With all the different types of soil sensors and measurement technologies on the market and the different technologies that they employ, choosing the right one can be a confusing and time consuming process. Here we outline the different types of soil sensors available as well as their advantages and disadvantages.

Across the many different applications that soil sensors are used for, the primary attribute involved is soil moisture. Soil moisture sensors measure the volumetric water content in soil indirectly by using some other property of the soil, such as electrical resistance, dielectric constant, or interaction with neutrons as a proxy for the moisture content. The relation between the measured property and soil moisture must be calibrated and may vary depending on environmental factors such as soil type, temperature, and salinity (electrical conductivity).

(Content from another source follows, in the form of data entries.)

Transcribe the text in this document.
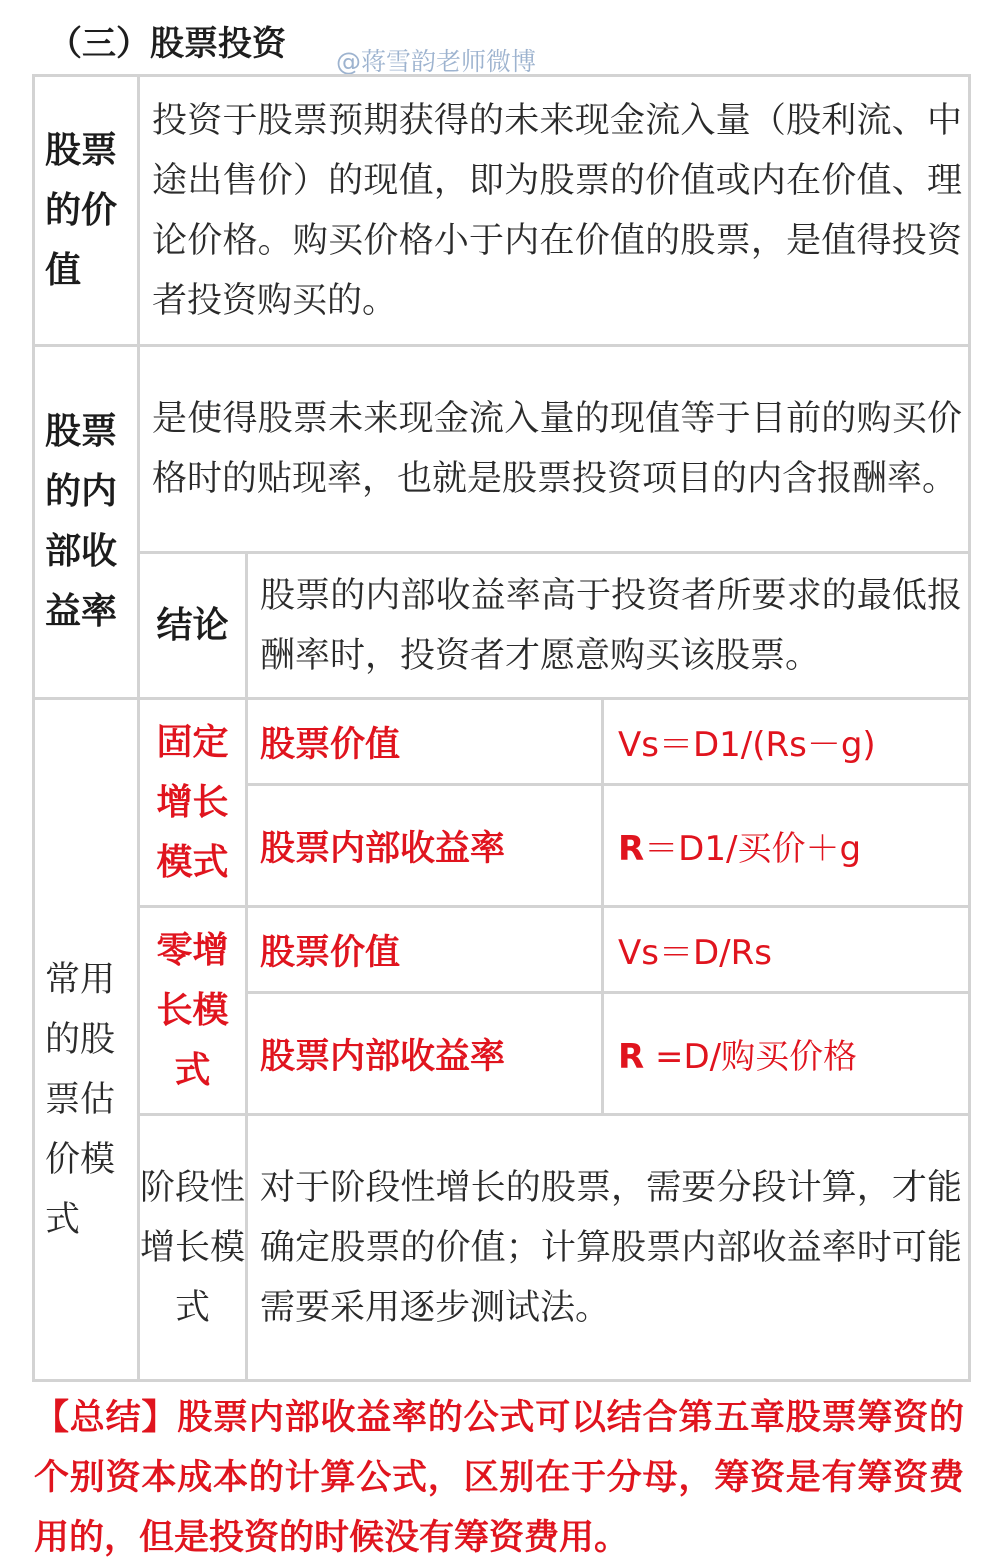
（三）股票投资 @蒋雪韵老师微博
股票的价值	投资于股票预期获得的未来现金流入量（股利流、中途出售价）的现值，即为股票的价值或内在价值、理论价格。购买价格小于内在价值的股票，是值得投资者投资购买的。		
股票的内部收益率	是使得股票未来现金流入量的现值等于目前的购买价格时的贴现率，也就是股票投资项目的内含报酬率。		
	结论	股票的内部收益率高于投资者所要求的最低报酬率时，投资者才愿意购买该股票。	
常用的股票估价模式	固定增长模式	股票价值	Vs＝D1/(Rs－g)
		股票内部收益率	R＝D1/买价＋g
	零增长模式	股票价值	Vs＝D/Rs
		股票内部收益率	R =D/购买价格
	阶段性增长模式	对于阶段性增长的股票，需要分段计算，才能确定股票的价值；计算股票内部收益率时可能需要采用逐步测试法。	
【总结】股票内部收益率的公式可以结合第五章股票筹资的个别资本成本的计算公式，区别在于分母，筹资是有筹资费用的，但是投资的时候没有筹资费用。
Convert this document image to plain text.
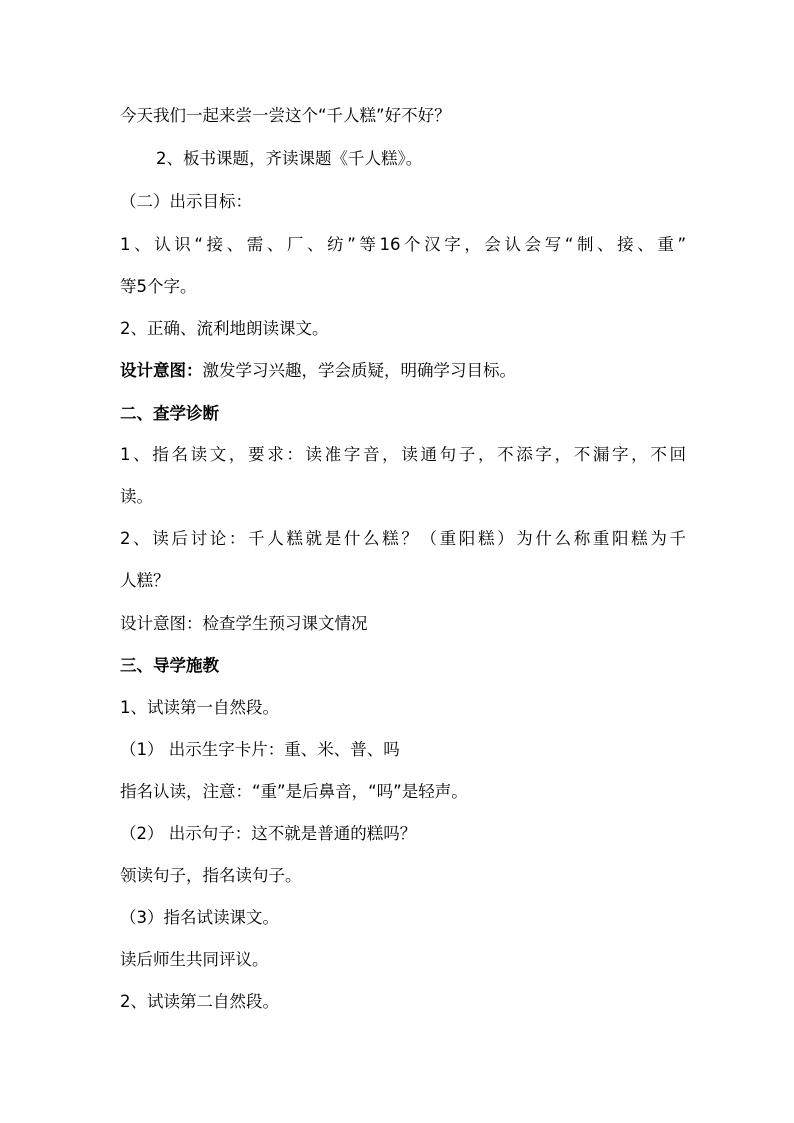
今天我们一起来尝一尝这个“千人糕”好不好？
2、板书课题，齐读课题《千人糕》。
（二）出示目标：
1、认识“接、需、厂、纺”等16个汉字，会认会写“制、接、重”
等5个字。
2、正确、流利地朗读课文。
设计意图：激发学习兴趣，学会质疑，明确学习目标。
二、查学诊断
1、指名读文，要求：读准字音，读通句子，不添字，不漏字，不回
读。
2、读后讨论：千人糕就是什么糕？（重阳糕）为什么称重阳糕为千
人糕？
设计意图：检查学生预习课文情况
三、导学施教
1、试读第一自然段。
（1） 出示生字卡片：重、米、普、吗
指名认读，注意：“重”是后鼻音，“吗”是轻声。
（2） 出示句子：这不就是普通的糕吗？
领读句子，指名读句子。
（3）指名试读课文。
读后师生共同评议。
2、试读第二自然段。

Whereas soil moisture sensors measure volumetric water content, another class of sensors such as tensiometers and gypsum blocks measure water matric potential—the pressure it takes to pull water out of the soil.

Determining Soil Moisture Content Without Sensors

A variety of techniques are available for direct measurement of soil water content and most of them are based on the fact that water is removed from soil by evaporation, leaching, or chemical reaction. One of the most common methods of soil water content determination is gravimetric method with oven drying. This method involves weighing a moist sample, oven drying it at 105°C for 24 to 48 hours, reweighing, and calculating the mass of water lost as a percentage of the mass of the dried soil.